Alternative Spring Break goes to Navajo Nation

Spring Breakthrough brought academics right to students at Duke during mid-March; however, other opportunities took place off-campus. Alternative Spring Break, which, as part of Duke Student Affairs’ Alternative Breaks Program, allows students to both serve communities and gain awareness of problems that they wouldn’t otherwise encounter: Last year’s trip, for example, took students to San Diego to learn about human trafficking.

This March, nine students and a supervisor from the Women’s Center, Bibi Gnagno, traveled to northern Arizona to visit the Navajo Nation, which is disproportionately plagued by domestic violence—an issue of little note to the wider population. The struggle stems from both the media’s lack of coverage of indigenous issues and the tribe’s occasional difficulty in communicating such problems. Said Gnagno, “It’s problematic—even the language doesn’t have terms to describe what happens in domestic violence situations.”

The program, which required students to apply and interview for a spot, included trips to nearby Chinle and Kayenta, as well as conversations with law professor Melissa Tatum at the University of Arizona, a traditional native healer, and a U.S. attorney specializing in this sort of litigation. Given that the Navajo Nation is a sovereign body, many cases involve questions of authority—does the crime fall under the Navajo or U.S. jurisdiction?—which only get more complicated given that, quite often, non-Navajo individuals are committing the crimes. Any partnership between the two institutions is, unfortunately, shadowed by a backstory filled with broken promises and “historical animosity,” as sophomore Mumbi Kanyogo described it. And the Nation lacks many of the resources necessary to effect changes.
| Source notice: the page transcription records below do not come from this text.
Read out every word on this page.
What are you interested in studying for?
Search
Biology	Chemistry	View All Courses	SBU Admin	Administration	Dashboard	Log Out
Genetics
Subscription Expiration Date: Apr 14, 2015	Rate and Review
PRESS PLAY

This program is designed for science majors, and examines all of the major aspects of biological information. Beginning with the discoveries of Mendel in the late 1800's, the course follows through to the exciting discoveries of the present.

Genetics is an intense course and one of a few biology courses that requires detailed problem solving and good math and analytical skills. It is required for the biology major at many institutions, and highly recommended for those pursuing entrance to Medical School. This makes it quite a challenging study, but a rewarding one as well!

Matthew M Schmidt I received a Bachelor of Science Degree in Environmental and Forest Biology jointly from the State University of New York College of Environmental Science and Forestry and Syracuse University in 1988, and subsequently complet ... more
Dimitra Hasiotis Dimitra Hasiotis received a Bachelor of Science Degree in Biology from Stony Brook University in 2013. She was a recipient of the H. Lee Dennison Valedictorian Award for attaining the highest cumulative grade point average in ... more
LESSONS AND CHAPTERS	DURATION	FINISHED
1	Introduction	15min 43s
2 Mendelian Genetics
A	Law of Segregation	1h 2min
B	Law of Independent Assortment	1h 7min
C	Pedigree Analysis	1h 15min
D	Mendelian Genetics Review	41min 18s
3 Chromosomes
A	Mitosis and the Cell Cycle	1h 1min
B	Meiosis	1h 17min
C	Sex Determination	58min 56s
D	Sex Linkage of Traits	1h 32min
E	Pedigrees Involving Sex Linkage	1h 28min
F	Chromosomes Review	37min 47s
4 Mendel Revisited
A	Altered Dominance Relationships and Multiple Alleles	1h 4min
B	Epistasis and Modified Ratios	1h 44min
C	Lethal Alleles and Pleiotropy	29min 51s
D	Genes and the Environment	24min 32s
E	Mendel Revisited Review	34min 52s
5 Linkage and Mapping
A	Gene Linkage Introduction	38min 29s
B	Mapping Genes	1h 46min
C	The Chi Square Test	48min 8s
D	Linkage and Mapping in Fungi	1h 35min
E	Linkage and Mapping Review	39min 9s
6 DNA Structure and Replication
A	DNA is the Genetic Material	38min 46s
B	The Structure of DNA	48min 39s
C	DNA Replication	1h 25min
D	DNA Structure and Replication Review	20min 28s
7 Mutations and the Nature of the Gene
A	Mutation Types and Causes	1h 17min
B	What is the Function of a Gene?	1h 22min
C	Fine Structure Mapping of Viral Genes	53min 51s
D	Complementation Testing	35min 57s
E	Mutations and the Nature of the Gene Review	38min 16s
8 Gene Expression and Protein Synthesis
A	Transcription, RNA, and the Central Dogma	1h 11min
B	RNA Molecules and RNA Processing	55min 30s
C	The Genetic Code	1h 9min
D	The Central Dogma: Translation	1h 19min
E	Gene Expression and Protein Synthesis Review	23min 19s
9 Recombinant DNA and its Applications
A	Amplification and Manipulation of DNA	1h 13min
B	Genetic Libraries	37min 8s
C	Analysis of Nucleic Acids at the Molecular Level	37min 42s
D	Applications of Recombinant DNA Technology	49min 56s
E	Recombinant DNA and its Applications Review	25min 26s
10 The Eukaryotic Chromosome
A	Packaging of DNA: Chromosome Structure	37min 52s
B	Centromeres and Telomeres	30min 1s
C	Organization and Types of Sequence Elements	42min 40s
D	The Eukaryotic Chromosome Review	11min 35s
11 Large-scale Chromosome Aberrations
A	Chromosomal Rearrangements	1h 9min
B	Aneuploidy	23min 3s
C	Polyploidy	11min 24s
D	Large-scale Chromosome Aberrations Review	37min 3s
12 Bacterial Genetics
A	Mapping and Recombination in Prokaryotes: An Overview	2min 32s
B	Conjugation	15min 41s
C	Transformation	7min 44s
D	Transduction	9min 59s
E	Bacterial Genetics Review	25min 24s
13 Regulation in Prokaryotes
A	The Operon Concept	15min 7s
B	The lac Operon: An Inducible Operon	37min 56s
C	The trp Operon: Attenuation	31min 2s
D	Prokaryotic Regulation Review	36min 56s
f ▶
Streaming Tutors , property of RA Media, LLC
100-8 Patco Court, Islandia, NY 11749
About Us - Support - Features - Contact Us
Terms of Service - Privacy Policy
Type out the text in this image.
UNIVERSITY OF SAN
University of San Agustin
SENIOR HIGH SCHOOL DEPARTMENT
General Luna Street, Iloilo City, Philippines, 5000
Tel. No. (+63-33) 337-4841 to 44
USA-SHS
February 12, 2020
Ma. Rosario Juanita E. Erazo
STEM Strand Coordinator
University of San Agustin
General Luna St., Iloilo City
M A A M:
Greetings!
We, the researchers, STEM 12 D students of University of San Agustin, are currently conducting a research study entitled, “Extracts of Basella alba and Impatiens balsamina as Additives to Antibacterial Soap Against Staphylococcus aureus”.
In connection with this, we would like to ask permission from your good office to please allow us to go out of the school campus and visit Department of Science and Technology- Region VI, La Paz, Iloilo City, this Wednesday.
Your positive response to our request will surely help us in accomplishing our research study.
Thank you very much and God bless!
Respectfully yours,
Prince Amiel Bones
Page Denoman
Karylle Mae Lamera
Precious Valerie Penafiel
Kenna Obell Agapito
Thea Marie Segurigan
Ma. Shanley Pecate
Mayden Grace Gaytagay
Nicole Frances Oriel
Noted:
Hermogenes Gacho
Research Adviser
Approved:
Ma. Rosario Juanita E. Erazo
“You could just see the contrast between the reservation and the rest of Arizona,” said Kanyogo, a gender, sexuality, and feminist studies major who, as an intern at the Women’s Center, was the group’s student leader. She noted how the houses—which were mostly trailers—spanned the desert, sometimes separated by twenty miles along a single dirt road; she recalled the natives’ comments about lacking electricity and running water. “Someone said the conditions on the reservation were comparable to a third-world country. It was sad to hear, but also [sad] to go and see that—that this was the reality.”

While the trip did have its highlights—including a stop at the Grand Canyon, and “many impromptu photo-shoot sessions,” according to Kanyogo—the attitude now is of work that isn’t done. Upon returning, the group began fundraising for the Tohdenasshai Shelter, a Kayenta-based organization that provides support for domestic violence survivors, during Duke's annual Native American powwow. The attitude mimicked something Gnagno said before the week, with the goal of “bringing that activism back to Duke.”

“We talk about amplifying voices, but it’s also about seeing the individuals affected,” she said, mentioning how the program builds community among the students on the trip and encourages new trajectories. This trip was simultaneously a taste of how frustrating yet inspiring activism can be. “The fact that there’s so much distance between North Carolina and Arizona, there’s only so much we can do,” said Kanyogo. She added that it’s ”also motivating, in that North Carolina has such a large Native American population. So it’d be interesting to figure out whether that’s a similar problem for them.”